Rumsfeld showed videotape of previous, successful U.S. missile defense system tests at the North Atlantic Council meeting and told the NATO ministers he welcomed their input.
"We look forward to exploring opportunities for enhanced cooperation with friends, allies and others," he said.
His proposal for NATO consultation on U.S. missile defense plans "marks an important opportunity for allies to consult about the direction of U.S. thinking," NATO Secretary- General Lord George Robertson remarked in a press release distributed after the council meeting.
The United States and NATO must adjust to global geopolitical changes and evolve their deterrence strategy, Rumsfeld said to NATO ministers. A fly in the ointment, he believes, is the 1972 Anti-Ballistic Missile Defense Treaty between the United States and the Soviet Union.

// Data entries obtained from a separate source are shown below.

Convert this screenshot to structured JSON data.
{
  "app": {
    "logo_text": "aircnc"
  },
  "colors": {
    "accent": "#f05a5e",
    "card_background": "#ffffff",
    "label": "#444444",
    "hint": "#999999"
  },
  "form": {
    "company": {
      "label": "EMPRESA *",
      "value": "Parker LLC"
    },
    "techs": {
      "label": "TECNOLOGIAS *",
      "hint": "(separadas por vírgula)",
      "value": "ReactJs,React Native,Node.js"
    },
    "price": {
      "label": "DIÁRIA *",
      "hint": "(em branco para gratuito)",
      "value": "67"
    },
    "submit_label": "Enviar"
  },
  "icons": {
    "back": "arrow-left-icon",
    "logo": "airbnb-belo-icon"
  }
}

The ABM treaty "stands in the way of a 21st century approach to deterrence," Rumsfeld told the ministers. "It prevents deployment of defenses that can deny others the power to hold our populations hostage to nuclear blackmail. Deploying missile defenses capable of protecting the U.S., friends and allies will eventually require moving beyond the ABM treaty."
Rumsfeld told the ministers the United States would consult with NATO and Russia "to find a new framework that will enable us to test and deploy defenses against new threats."
No country, Rumsfeld said to the ministers, should be worried about the envisioned ballistic missile defense system.
"Such defenses are no threat whatsoever to anyone. They are defenses, not offenses," he said. "And by no stretch of anyone's imagination could they even begin to deal with the thousands of weapons deployed by Russia.
"Russia knows that very well, let there be no doubt."